慕容咏春充当我的司机,带着我一路往彭家别墅赶回去。
路上我和她都敏锐地发现,有车在后面跟随我们。
“坐稳。”慕容咏春只蹦出简单两个字,随后不给我反应的机会便猛地踩下油门。
法拉利如同利箭般奔射而出,我被安全带死死勒紧,一度差点翻出了白眼。
这女人的车技也很好,大概和我不相伯仲。很快便将追兵甩开,随后平稳地驶回彭家别墅。
没有遇到拦截倒是稍微让我有点意外,不过转念一想,这个时候那伙刀匪的确应该躲起来了才对。毕竟昨晚那件事闹得这么大,现在警方都在高强度追击——至少明面上是这样的。
事实上,警方那边也很快有了缉拿犯人的进度。
让我很无语的是,被抓住的人正是瘦竹竿和矮冬瓜。刀疤男老大没有整死他们,而是推给警方先解燃眉之急。

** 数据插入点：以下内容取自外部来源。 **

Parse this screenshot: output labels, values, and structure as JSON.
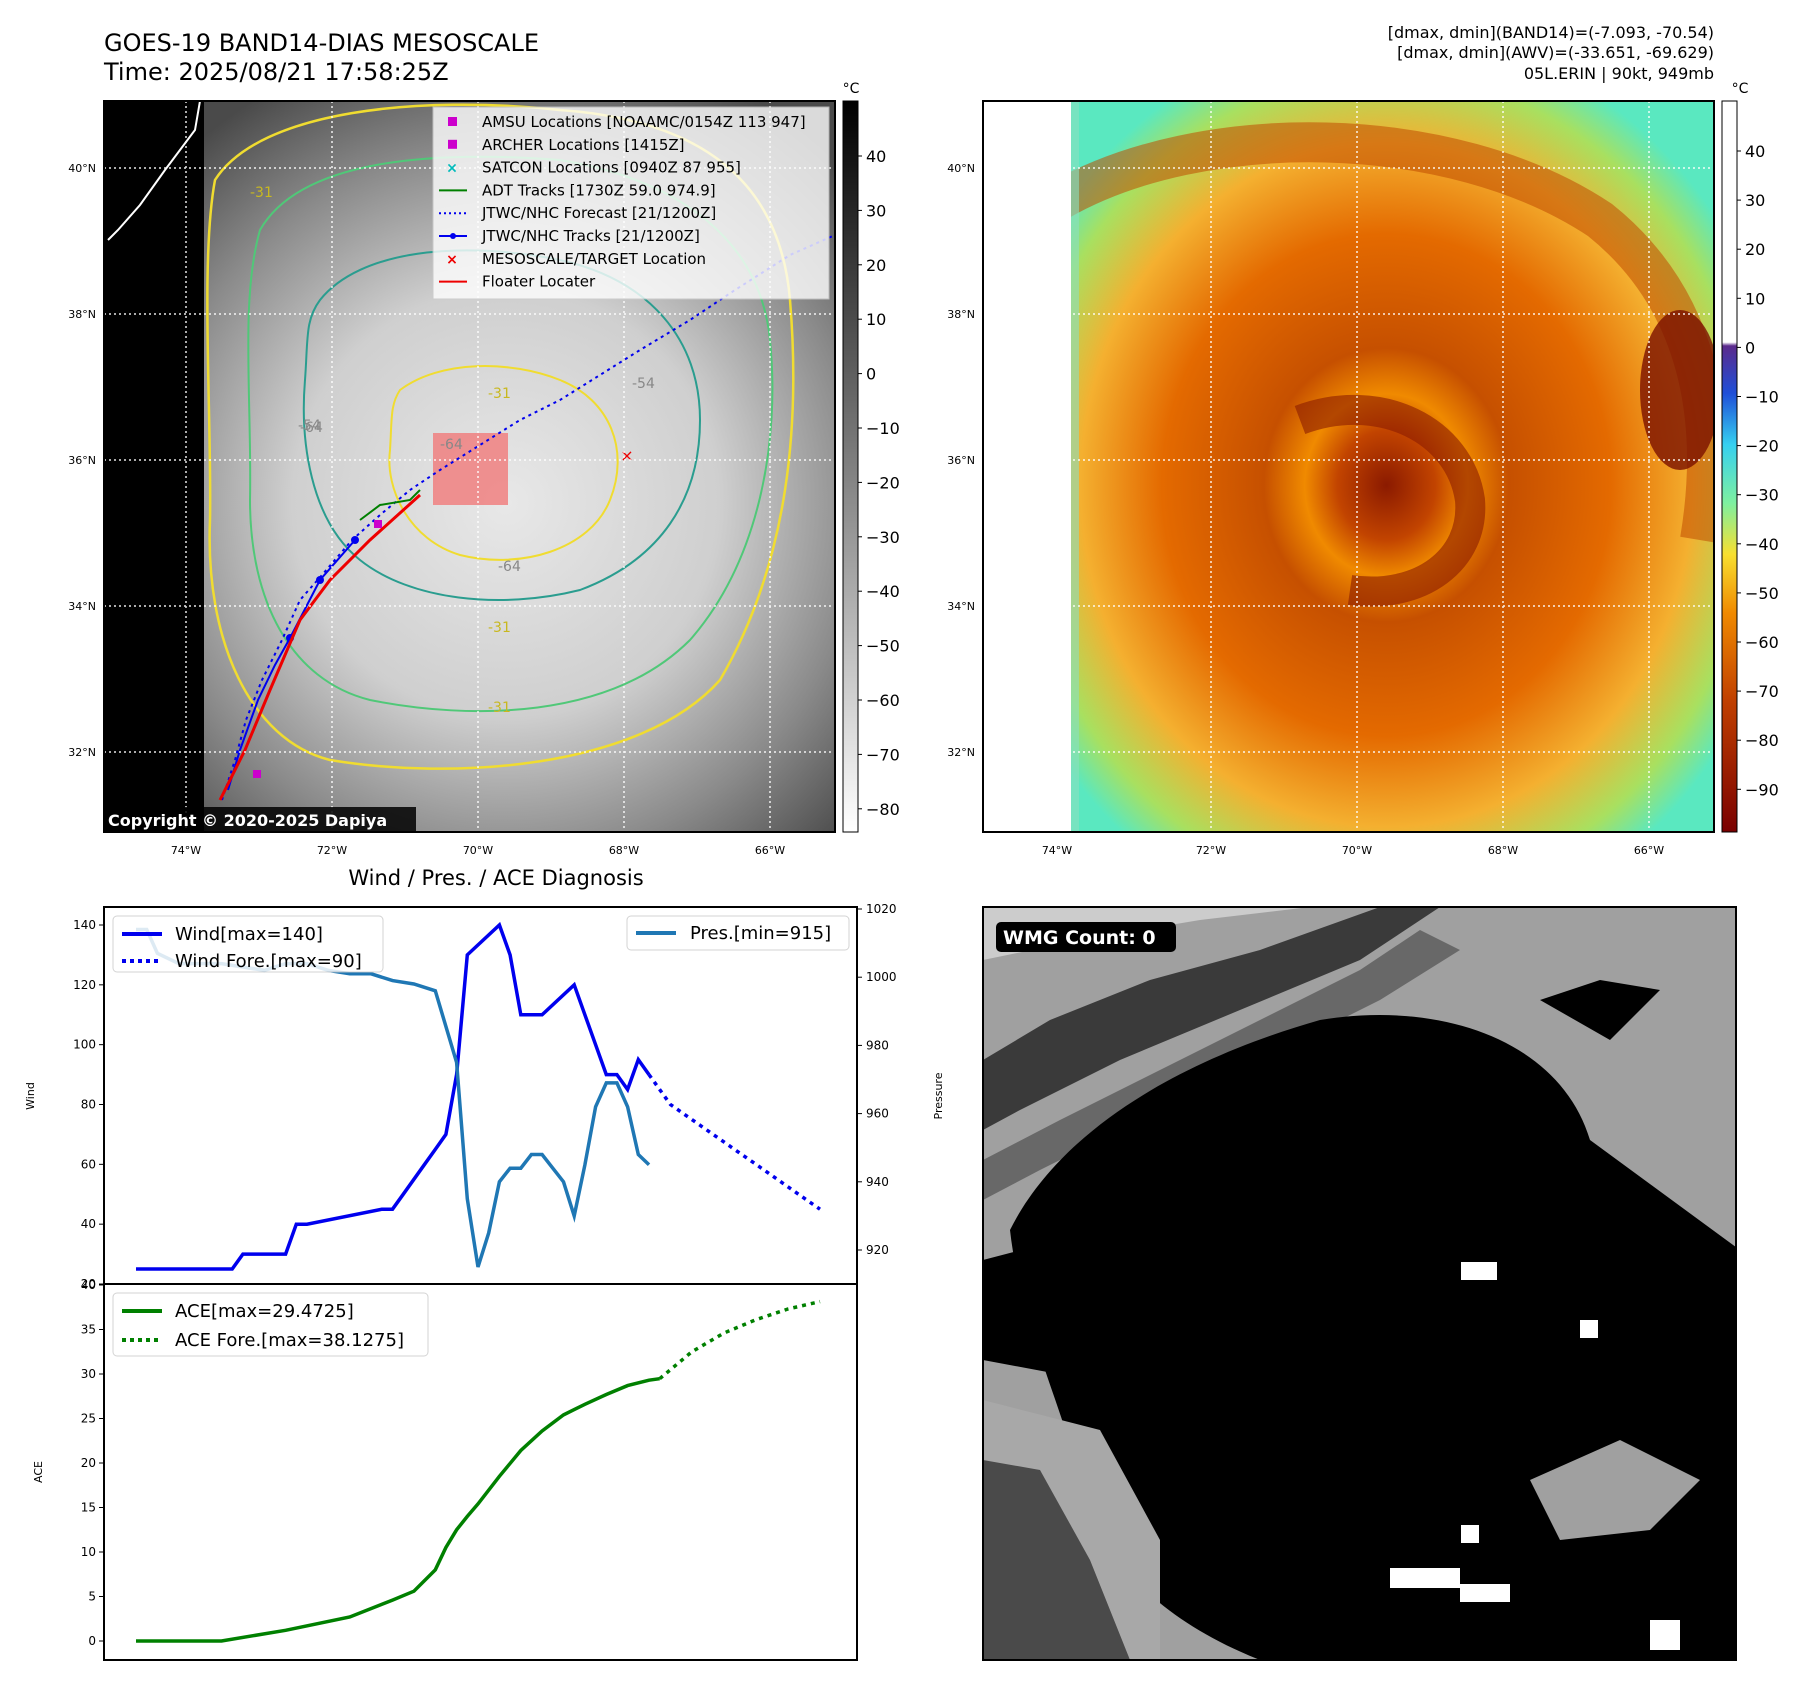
{
  "header": {
    "title_line1": "GOES-19 BAND14-DIAS MESOSCALE",
    "title_line2": "Time: 2025/08/21 17:58:25Z",
    "dmax_line1": "[dmax, dmin](BAND14)=(-7.093, -70.54)",
    "dmax_line2": "[dmax, dmin](AWV)=(-33.651, -69.629)",
    "storm_line": "05L.ERIN | 90kt, 949mb"
  },
  "map": {
    "lat_labels": [
      "40°N",
      "38°N",
      "36°N",
      "34°N",
      "32°N"
    ],
    "lon_labels": [
      "74°W",
      "72°W",
      "70°W",
      "68°W",
      "66°W"
    ],
    "contour_labels": [
      "-31",
      "-54",
      "-64",
      "-31",
      "-64",
      "-64",
      "-54",
      "-31",
      "-31"
    ],
    "copyright": "Copyright © 2020-2025 Dapiya",
    "legend": [
      {
        "label": "AMSU Locations [NOAAMC/0154Z 113 947]",
        "color": "#cc00cc",
        "kind": "square"
      },
      {
        "label": "ARCHER Locations [1415Z]",
        "color": "#cc00cc",
        "kind": "square"
      },
      {
        "label": "SATCON Locations [0940Z 87 955]",
        "color": "#00bbbb",
        "kind": "x"
      },
      {
        "label": "ADT Tracks [1730Z 59.0 974.9]",
        "color": "#008000",
        "kind": "line"
      },
      {
        "label": "JTWC/NHC Forecast [21/1200Z]",
        "color": "#0000ee",
        "kind": "dotted"
      },
      {
        "label": "JTWC/NHC Tracks [21/1200Z]",
        "color": "#0000ee",
        "kind": "linedot"
      },
      {
        "label": "MESOSCALE/TARGET Location",
        "color": "#ee0000",
        "kind": "x"
      },
      {
        "label": "Floater Locater",
        "color": "#ee0000",
        "kind": "line"
      }
    ]
  },
  "colorbars": {
    "unit": "°C",
    "gray_ticks": [
      "40",
      "30",
      "20",
      "10",
      "0",
      "−10",
      "−20",
      "−30",
      "−40",
      "−50",
      "−60",
      "−70",
      "−80"
    ],
    "awv_ticks": [
      "40",
      "30",
      "20",
      "10",
      "0",
      "−10",
      "−20",
      "−30",
      "−40",
      "−50",
      "−60",
      "−70",
      "−80",
      "−90"
    ]
  },
  "wmg": {
    "label": "WMG Count: 0"
  },
  "chart_data": [
    {
      "type": "line",
      "title": "Wind / Pres. / ACE Diagnosis",
      "ylabel": "Wind",
      "ylim": [
        20,
        145
      ],
      "yticks": [
        "140",
        "120",
        "100",
        "80",
        "60",
        "40",
        "20"
      ],
      "y2label": "Pressure",
      "y2lim": [
        910,
        1020
      ],
      "y2ticks": [
        "1020",
        "1000",
        "980",
        "960",
        "940",
        "920"
      ],
      "series": [
        {
          "name": "Wind[max=140]",
          "color": "#0000ee",
          "style": "solid",
          "x": [
            0,
            9,
            10,
            14,
            15,
            16,
            23,
            24,
            25,
            27,
            28,
            29,
            30,
            31,
            34,
            35,
            36,
            37,
            38,
            41,
            42,
            43,
            44,
            45,
            46,
            47,
            48
          ],
          "values": [
            25,
            25,
            30,
            30,
            40,
            40,
            45,
            45,
            50,
            60,
            65,
            70,
            90,
            130,
            140,
            130,
            110,
            110,
            110,
            120,
            110,
            100,
            90,
            90,
            85,
            95,
            90
          ]
        },
        {
          "name": "Wind Fore.[max=90]",
          "color": "#0000ee",
          "style": "dotted",
          "x": [
            48,
            50,
            52,
            54,
            56,
            58,
            60,
            62,
            64
          ],
          "values": [
            90,
            80,
            75,
            70,
            65,
            60,
            55,
            50,
            45
          ]
        },
        {
          "name": "Pres.[min=915]",
          "color": "#1f77b4",
          "style": "solid",
          "axis": "y2",
          "x": [
            0,
            1,
            2,
            4,
            6,
            8,
            10,
            12,
            14,
            16,
            18,
            20,
            22,
            24,
            26,
            28,
            30,
            31,
            32,
            33,
            34,
            35,
            36,
            37,
            38,
            39,
            40,
            41,
            42,
            43,
            44,
            45,
            46,
            47,
            48
          ],
          "values": [
            1014,
            1014,
            1007,
            1004,
            1004,
            1004,
            1003,
            1002,
            1004,
            1004,
            1002,
            1001,
            1001,
            999,
            998,
            996,
            975,
            935,
            915,
            925,
            940,
            944,
            944,
            948,
            948,
            944,
            940,
            930,
            945,
            962,
            969,
            969,
            962,
            948,
            945
          ]
        }
      ]
    },
    {
      "type": "line",
      "ylabel": "ACE",
      "ylim": [
        0,
        40
      ],
      "yticks": [
        "40",
        "35",
        "30",
        "25",
        "20",
        "15",
        "10",
        "5",
        "0"
      ],
      "series": [
        {
          "name": "ACE[max=29.4725]",
          "color": "#008000",
          "style": "solid",
          "x": [
            0,
            8,
            14,
            20,
            24,
            26,
            28,
            29,
            30,
            31,
            32,
            34,
            36,
            38,
            40,
            41,
            42,
            44,
            46,
            48,
            49
          ],
          "values": [
            0,
            0,
            1.2,
            2.7,
            4.6,
            5.6,
            8.0,
            10.5,
            12.5,
            14.0,
            15.4,
            18.5,
            21.4,
            23.6,
            25.4,
            26.0,
            26.6,
            27.7,
            28.7,
            29.3,
            29.47
          ]
        },
        {
          "name": "ACE Fore.[max=38.1275]",
          "color": "#008000",
          "style": "dotted",
          "x": [
            49,
            52,
            55,
            58,
            61,
            64
          ],
          "values": [
            29.47,
            32.5,
            34.6,
            36.1,
            37.3,
            38.13
          ]
        }
      ]
    }
  ]
}
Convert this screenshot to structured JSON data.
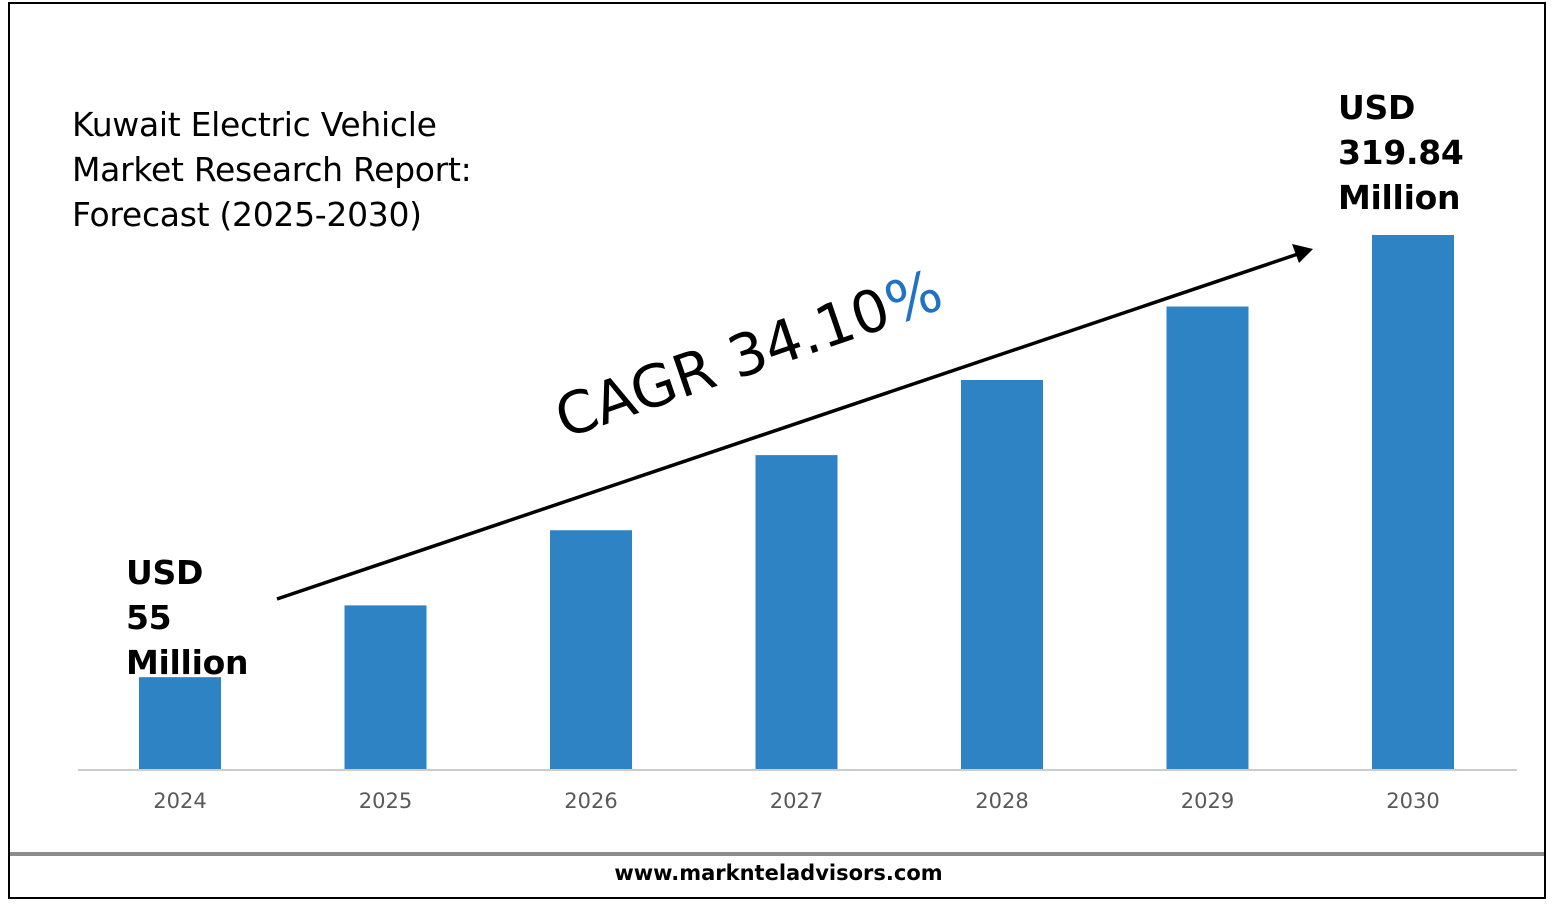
{
  "title_lines": [
    "Kuwait Electric Vehicle",
    "Market Research Report:",
    "Forecast (2025-2030)"
  ],
  "callouts": {
    "start": [
      "USD",
      "55",
      "Million"
    ],
    "end": [
      "USD",
      "319.84",
      "Million"
    ]
  },
  "cagr": {
    "label": "CAGR 34.10",
    "symbol": "%"
  },
  "website": "www.marknteladvisors.com",
  "colors": {
    "bar": "#2e83c5",
    "cagr_percent": "#1f72c4",
    "axis": "#cccccc",
    "tick_label": "#595959"
  },
  "chart_data": {
    "type": "bar",
    "categories": [
      "2024",
      "2025",
      "2026",
      "2027",
      "2028",
      "2029",
      "2030"
    ],
    "values": [
      55,
      98,
      143,
      188,
      233,
      277,
      319.84
    ],
    "ylim": [
      0,
      330
    ],
    "grid": false,
    "legend": "none"
  }
}
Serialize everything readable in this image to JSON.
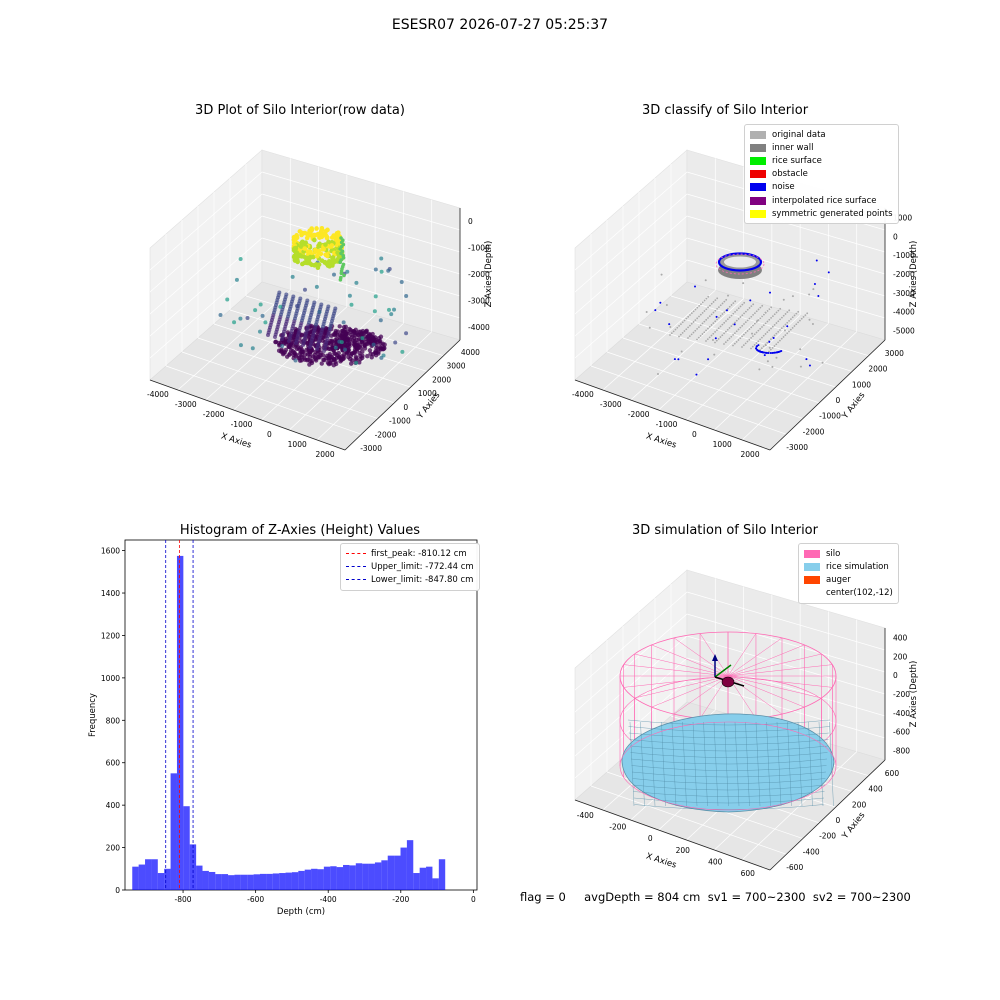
{
  "suptitle": "ESESR07 2026-07-27 05:25:37",
  "bottom_text": "flag = 0     avgDepth = 804 cm  sv1 = 700~2300  sv2 = 700~2300",
  "chart_data": [
    {
      "type": "scatter3d",
      "title": "3D Plot of Silo Interior(row data)",
      "xlabel": "X Axies",
      "ylabel": "Y Axies",
      "zlabel": "Z Axies (Depth)",
      "x_ticks": [
        "-4000",
        "-3000",
        "-2000",
        "-1000",
        "0",
        "1000",
        "2000"
      ],
      "y_ticks": [
        "-3000",
        "-2000",
        "-1000",
        "0",
        "1000",
        "2000",
        "3000",
        "4000"
      ],
      "z_ticks": [
        "0",
        "-1000",
        "-2000",
        "-3000",
        "-4000"
      ],
      "colormap": "viridis"
    },
    {
      "type": "scatter3d",
      "title": "3D classify of Silo Interior",
      "xlabel": "X Axies",
      "ylabel": "Y Axies",
      "zlabel": "Z Axies (Depth)",
      "x_ticks": [
        "-4000",
        "-3000",
        "-2000",
        "-1000",
        "0",
        "1000",
        "2000"
      ],
      "y_ticks": [
        "-3000",
        "-2000",
        "-1000",
        "0",
        "1000",
        "2000",
        "3000"
      ],
      "z_ticks": [
        "1000",
        "0",
        "-1000",
        "-2000",
        "-3000",
        "-4000",
        "-5000"
      ],
      "legend": [
        {
          "label": "original data",
          "color": "#b0b0b0"
        },
        {
          "label": "inner wall",
          "color": "#808080"
        },
        {
          "label": "rice surface",
          "color": "#00ee00"
        },
        {
          "label": "obstacle",
          "color": "#ee0000"
        },
        {
          "label": "noise",
          "color": "#0000ee"
        },
        {
          "label": "interpolated rice surface",
          "color": "#800080"
        },
        {
          "label": "symmetric generated points",
          "color": "#ffff00"
        }
      ]
    },
    {
      "type": "bar",
      "title": "Histogram of Z-Axies (Height) Values",
      "xlabel": "Depth (cm)",
      "ylabel": "Frequency",
      "xlim": [
        -960,
        10
      ],
      "ylim": [
        0,
        1650
      ],
      "x_ticks": [
        -800,
        -600,
        -400,
        -200,
        0
      ],
      "y_ticks": [
        0,
        200,
        400,
        600,
        800,
        1000,
        1200,
        1400,
        1600
      ],
      "bar_color": "#0000ff",
      "bin_width": 17.6,
      "bin_start": -940,
      "values": [
        110,
        120,
        145,
        145,
        80,
        100,
        550,
        1575,
        395,
        215,
        115,
        90,
        85,
        75,
        75,
        70,
        72,
        72,
        72,
        74,
        76,
        76,
        78,
        80,
        82,
        84,
        90,
        96,
        100,
        98,
        110,
        112,
        108,
        118,
        116,
        126,
        124,
        124,
        130,
        140,
        162,
        162,
        200,
        235,
        80,
        105,
        110,
        55,
        145
      ],
      "vlines": [
        {
          "label": "first_peak: -810.12 cm",
          "x": -810.12,
          "color": "#ff0000"
        },
        {
          "label": "Upper_limit: -772.44 cm",
          "x": -772.44,
          "color": "#0000cc"
        },
        {
          "label": "Lower_limit: -847.80 cm",
          "x": -847.8,
          "color": "#0000cc"
        }
      ]
    },
    {
      "type": "surface3d",
      "title": "3D simulation of Silo Interior",
      "xlabel": "X Axies",
      "ylabel": "Y Axies",
      "zlabel": "Z Axies (Depth)",
      "x_ticks": [
        "-400",
        "-200",
        "0",
        "200",
        "400",
        "600"
      ],
      "y_ticks": [
        "-600",
        "-400",
        "-200",
        "0",
        "200",
        "400",
        "600"
      ],
      "z_ticks": [
        "400",
        "200",
        "0",
        "-200",
        "-400",
        "-600",
        "-800"
      ],
      "legend": [
        {
          "label": "silo",
          "color": "#ff69b4"
        },
        {
          "label": "rice simulation",
          "color": "#87ceeb"
        },
        {
          "label": "auger",
          "color": "#ff4500"
        },
        {
          "label": "center(102,-12)",
          "color": ""
        }
      ]
    }
  ]
}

彭家三个女人都对我表现得挺关心的,各种名贵的补品给我准备着,让我好好养伤,暂时不要随意行动。
我和钟天涯组成了“养老二人组”,一整天都无所事事的。
关键茶都不让喝了,动辄阿姨给我们就端来什么红参花胶炖乌鸡汤、人参鹿茸鸡汤、广式花旗参炖乌鸡汤、石斛灵芝炖鸡汤。
一听就很名贵,汤味确实也不错。可这种喝法,短短两天就让我一度想吐。
我特么觉得鸡肉真是一种很神奇的东西,什么大补汤都能把它加进去煮似的。
直到我被补得流鼻血了,阿姨这才意识到我的伤势导致自己有多么虚弱,特么都虚不受补了,成天觉得浑身发热,躁动不安。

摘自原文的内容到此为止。